Sous l’impulsion du ministre des Affaires religieuses et des Wakfs, Youcef Belmehdi, une rencontre nationale consacrée à l’orientation religieuse féminine durant le mois sacré de Ramadhan a marqué, à Alger, une étape significative dans la consolidation de l’encadrement spirituel et éducatif des fidèles.
Organisée par visioconférence, cette rencontre a réuni responsables religieux, encadrantes pédagogiques et guides spécialisées autour d’une vision commune : renforcer l’accompagnement religieux des femmes et valoriser leur rôle essentiel dans la transmission des valeurs morales et spirituelles.

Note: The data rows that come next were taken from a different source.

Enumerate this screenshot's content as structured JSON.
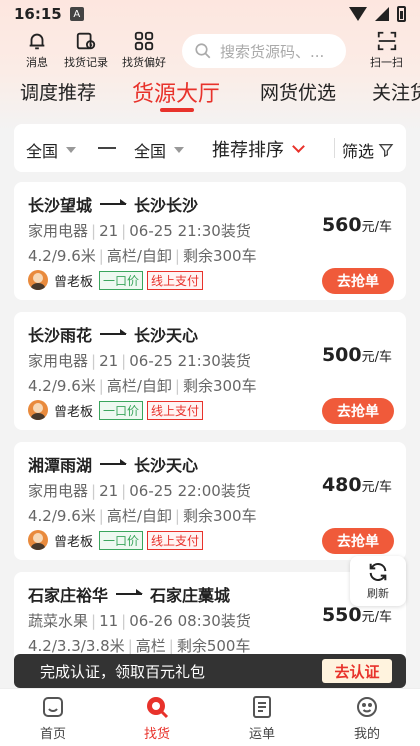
{
  "status": {
    "time": "16:15",
    "a_badge": "A"
  },
  "quick_actions": [
    {
      "label": "消息",
      "icon": "bell-icon"
    },
    {
      "label": "找货记录",
      "icon": "history-icon"
    },
    {
      "label": "找货偏好",
      "icon": "preference-grid-icon"
    }
  ],
  "search": {
    "placeholder": "搜索货源码、..."
  },
  "scan": {
    "label": "扫一扫"
  },
  "tabs": [
    {
      "label": "调度推荐",
      "active": false
    },
    {
      "label": "货源大厅",
      "active": true
    },
    {
      "label": "网货优选",
      "active": false
    },
    {
      "label": "关注货",
      "active": false
    }
  ],
  "filter": {
    "from": "全国",
    "to": "全国",
    "sort": "推荐排序",
    "filter_label": "筛选"
  },
  "cards": [
    {
      "from": "长沙望城",
      "to": "长沙长沙",
      "goods": "家用电器",
      "qty": "21",
      "load_time": "06-25 21:30装货",
      "size": "4.2/9.6米",
      "truck": "高栏/自卸",
      "remaining": "剩余300车",
      "price": "560",
      "unit": "元/车",
      "owner": "曾老板",
      "tag1": "一口价",
      "tag2": "线上支付",
      "button": "去抢单"
    },
    {
      "from": "长沙雨花",
      "to": "长沙天心",
      "goods": "家用电器",
      "qty": "21",
      "load_time": "06-25 21:30装货",
      "size": "4.2/9.6米",
      "truck": "高栏/自卸",
      "remaining": "剩余300车",
      "price": "500",
      "unit": "元/车",
      "owner": "曾老板",
      "tag1": "一口价",
      "tag2": "线上支付",
      "button": "去抢单"
    },
    {
      "from": "湘潭雨湖",
      "to": "长沙天心",
      "goods": "家用电器",
      "qty": "21",
      "load_time": "06-25 22:00装货",
      "size": "4.2/9.6米",
      "truck": "高栏/自卸",
      "remaining": "剩余300车",
      "price": "480",
      "unit": "元/车",
      "owner": "曾老板",
      "tag1": "一口价",
      "tag2": "线上支付",
      "button": "去抢单"
    },
    {
      "from": "石家庄裕华",
      "to": "石家庄藁城",
      "goods": "蔬菜水果",
      "qty": "11",
      "load_time": "06-26 08:30装货",
      "size": "4.2/3.3/3.8米",
      "truck": "高栏",
      "remaining": "剩余500车",
      "price": "550",
      "unit": "元/车"
    }
  ],
  "refresh": {
    "label": "刷新"
  },
  "banner": {
    "text": "完成认证，领取百元礼包",
    "button": "去认证"
  },
  "nav": [
    {
      "label": "首页",
      "icon": "home-icon"
    },
    {
      "label": "找货",
      "icon": "find-goods-icon"
    },
    {
      "label": "运单",
      "icon": "waybill-icon"
    },
    {
      "label": "我的",
      "icon": "profile-icon"
    }
  ],
  "colors": {
    "accent": "#e8322b",
    "button": "#f05a3a",
    "green_tag": "#3aa55c"
  }
}
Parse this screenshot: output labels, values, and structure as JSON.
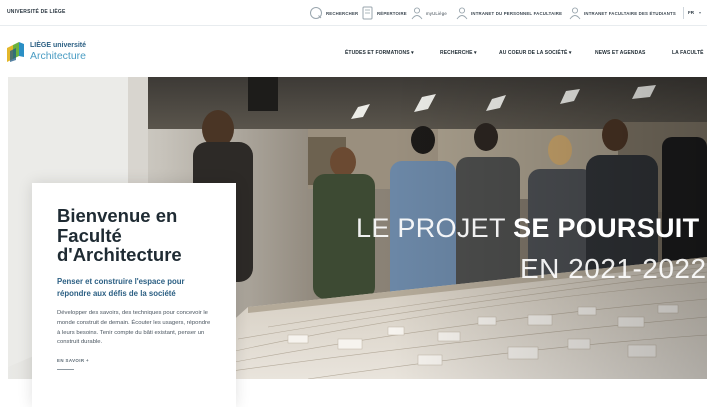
{
  "topbar": {
    "university": "UNIVERSITÉ DE LIÈGE",
    "utilities": [
      {
        "icon": "search-icon",
        "label": "RECHERCHER"
      },
      {
        "icon": "directory-icon",
        "label": "RÉPERTOIRE"
      },
      {
        "icon": "user-icon",
        "label": "myULiège"
      },
      {
        "icon": "user-icon",
        "label": "INTRANET DU PERSONNEL FACULTAIRE"
      },
      {
        "icon": "user-icon",
        "label": "INTRANET FACULTAIRE DES ÉTUDIANTS"
      }
    ],
    "language": "FR"
  },
  "brand": {
    "line1": "LIÈGE université",
    "line2": "Architecture"
  },
  "nav": {
    "items": [
      "ÉTUDES ET FORMATIONS ▾",
      "RECHERCHE ▾",
      "AU COEUR DE LA SOCIÉTÉ ▾",
      "NEWS ET AGENDAS",
      "LA FACULTÉ"
    ]
  },
  "hero": {
    "tagline_light": "LE PROJET ",
    "tagline_bold": "SE POURSUIT",
    "tagline_years": "EN 2021-2022"
  },
  "card": {
    "title": "Bienvenue en Faculté d'Architecture",
    "subtitle": "Penser et construire l'espace pour répondre aux défis de la société",
    "text": "Développer des savoirs, des techniques pour concevoir le monde construit de demain. Écouter les usagers, répondre à leurs besoins. Tenir compte du bâti existant, penser un construit durable.",
    "link": "EN SAVOIR +"
  },
  "colors": {
    "brand_blue": "#2b5f83",
    "brand_light_blue": "#4a9cc3",
    "text_dark": "#1f2b33"
  }
}
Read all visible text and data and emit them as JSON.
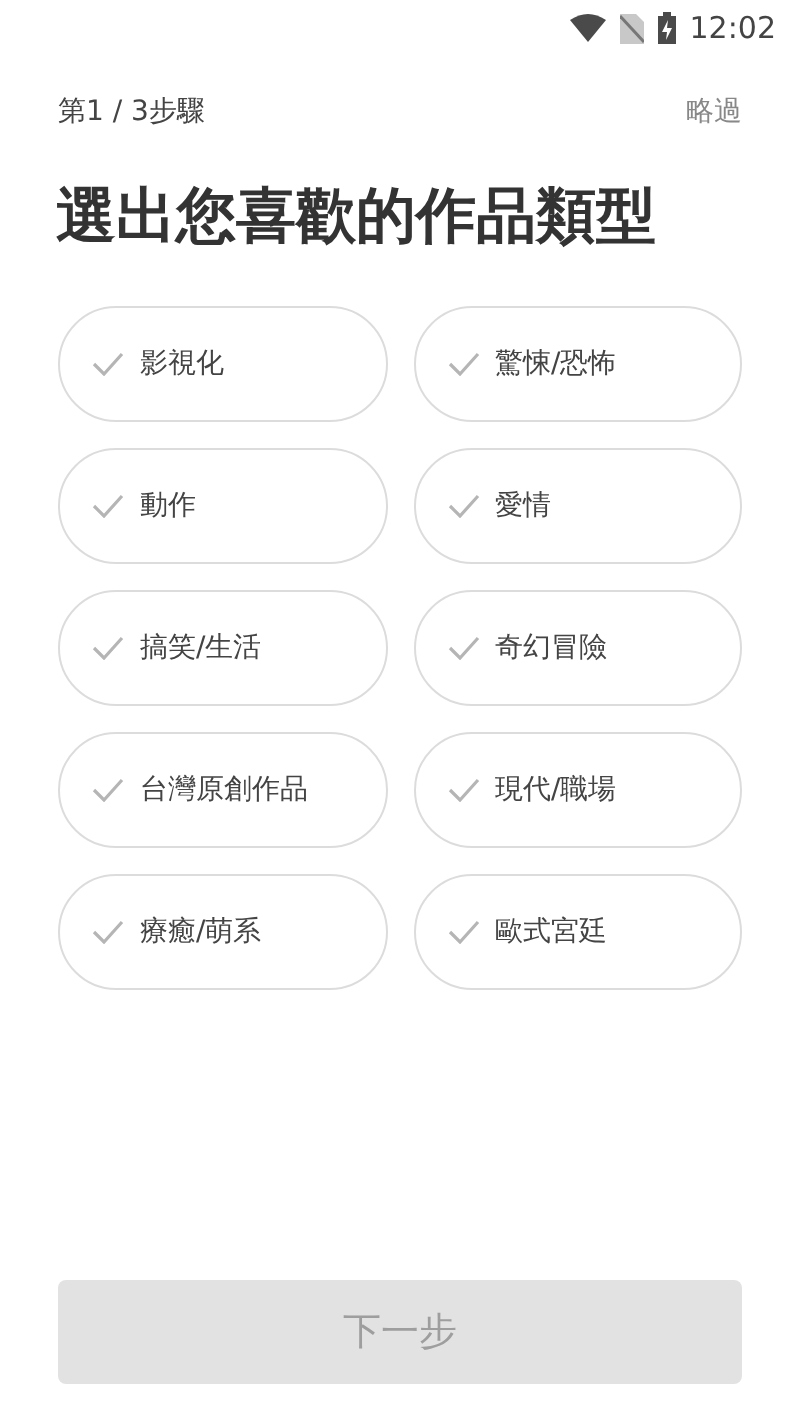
{
  "status_bar": {
    "time": "12:02"
  },
  "header": {
    "step": "第1 / 3步驟",
    "skip": "略過"
  },
  "title": "選出您喜歡的作品類型",
  "options": [
    {
      "label": "影視化",
      "selected": false
    },
    {
      "label": "驚悚/恐怖",
      "selected": false
    },
    {
      "label": "動作",
      "selected": false
    },
    {
      "label": "愛情",
      "selected": false
    },
    {
      "label": "搞笑/生活",
      "selected": false
    },
    {
      "label": "奇幻冒險",
      "selected": false
    },
    {
      "label": "台灣原創作品",
      "selected": false
    },
    {
      "label": "現代/職場",
      "selected": false
    },
    {
      "label": "療癒/萌系",
      "selected": false
    },
    {
      "label": "歐式宮廷",
      "selected": false
    }
  ],
  "next_button": {
    "label": "下一步",
    "disabled": true
  }
}
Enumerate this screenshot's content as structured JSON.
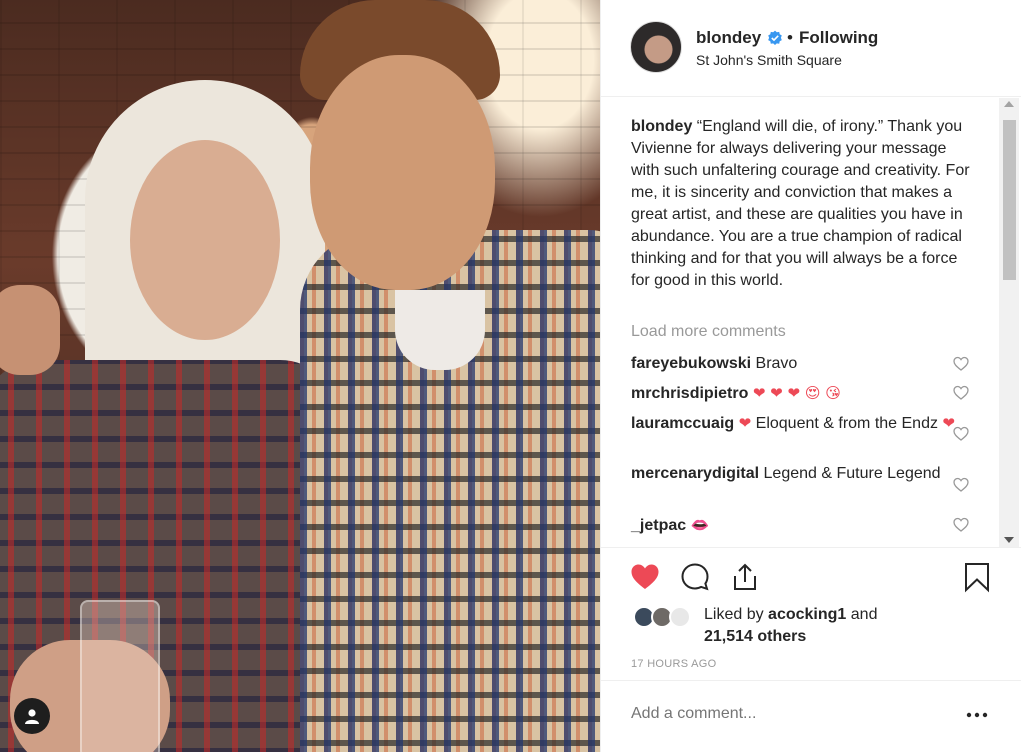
{
  "post": {
    "username": "blondey",
    "follow_status": "Following",
    "separator": "•",
    "location": "St John's Smith Square",
    "caption_user": "blondey",
    "caption_text": "“England will die, of irony.” Thank you Vivienne for always delivering your message with such unfaltering courage and creativity. For me, it is sincerity and conviction that makes a great artist, and these are qualities you have in abundance. You are a true champion of radical thinking and for that you will always be a force for good in this world.",
    "load_more": "Load more comments",
    "comments": [
      {
        "user": "fareyebukowski",
        "text": "Bravo",
        "emoji": ""
      },
      {
        "user": "mrchrisdipietro",
        "text": "",
        "emoji": "❤ ❤ ❤ 😍 😘"
      },
      {
        "user": "lauramccuaig",
        "text": "Eloquent & from the Endz",
        "emoji_before": "❤",
        "emoji_after": "❤"
      },
      {
        "user": "mercenarydigital",
        "text": "Legend & Future Legend",
        "emoji": ""
      },
      {
        "user": "_jetpac",
        "text": "",
        "emoji": "👄"
      }
    ],
    "liked_by_prefix": "Liked by",
    "liked_by_user": "acocking1",
    "liked_by_and": "and",
    "liked_by_others": "21,514 others",
    "timestamp": "17 HOURS AGO",
    "add_comment_placeholder": "Add a comment...",
    "more_label": "•••"
  },
  "colors": {
    "like_red": "#ed4956",
    "verified_blue": "#3897f0",
    "muted_text": "#999999"
  },
  "icons": [
    "verified-badge-icon",
    "heart-icon",
    "comment-icon",
    "share-icon",
    "bookmark-icon",
    "more-options-icon",
    "account-icon"
  ]
}
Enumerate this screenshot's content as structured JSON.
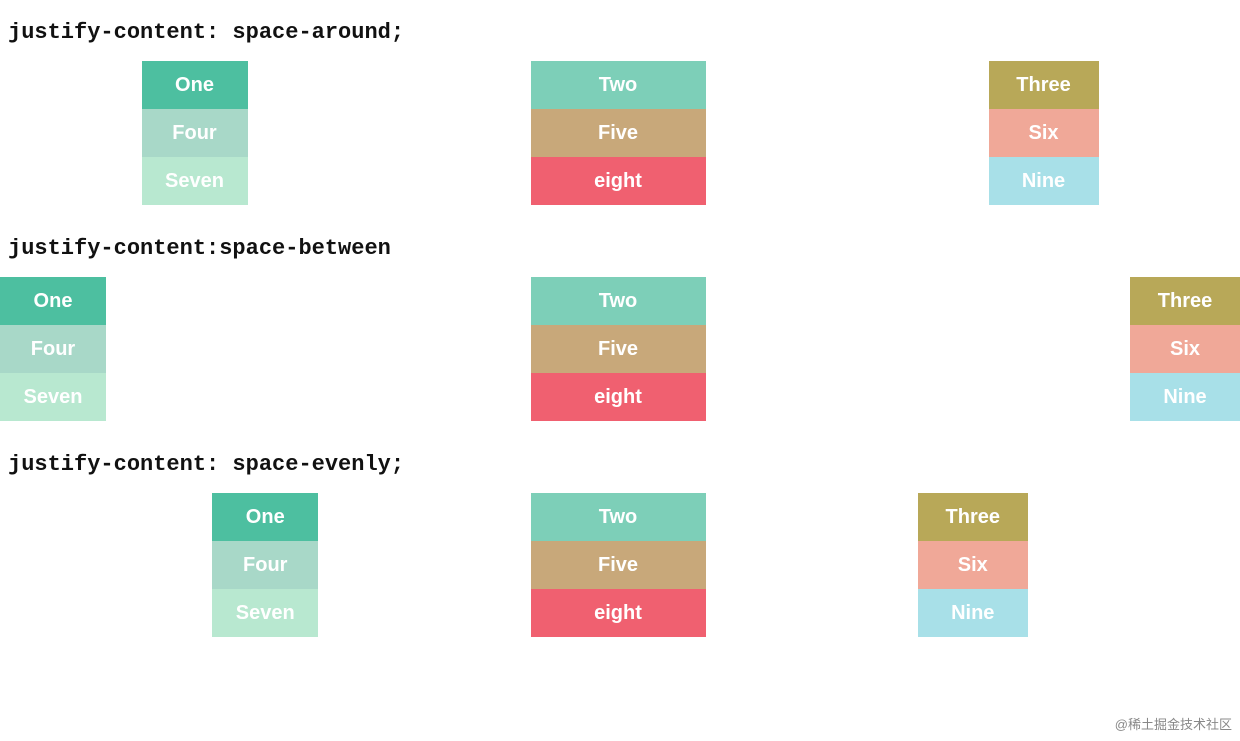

Dans son intervention, le ministre a souligné que le mois de Ramadhan constitue un moment d’intensité spirituelle exceptionnelle, caractérisé par une affluence accrue dans les mosquées et un engouement renouvelé pour l’apprentissage du Saint Coran.
Face à cette dynamique, l’encadrement religieux féminin apparaît comme un pilier fondamental pour structurer l’accueil des fidèles, offrir un accompagnement adapté et garantir la diffusion d’un discours religieux fondé sur la modération, l’équilibre et la connaissance éclairée des principes religieux.
La rencontre a mis en évidence la place centrale occupée par les guides religieuses et les enseignantes du Coran dans la formation spirituelle et morale de la société.
Par leur proximité avec les fidèles, elles contribuent à instaurer un climat de confiance propice à l’apprentissage, à la compréhension des règles religieuses et à l’appropriation des valeurs de tolérance et de responsabilité.
Leur action dépasse largement le cadre de la transmission du savoir religieux, s’inscrivant dans une mission éducative globale visant à renforcer la cohésion sociale et familiale.
L’encadrement religieux féminin se déploie également à travers des dispositifs institutionnels innovants.
Le ministère a ainsi mis en place des espaces dédiés à la fatwa, accessibles via des plateformes numériques et des permanences spécialisées.
Ces dispositifs permettent aux femmes de consulter des spécialistes dans un cadre serein, garantissant un accompagnement adapté à leurs préoccupations religieuses et sociales.
Cette approche contribue à moderniser les modalités d’orientation religieuse tout en préservant la rigueur scientifique et la crédibilité institutionnelle.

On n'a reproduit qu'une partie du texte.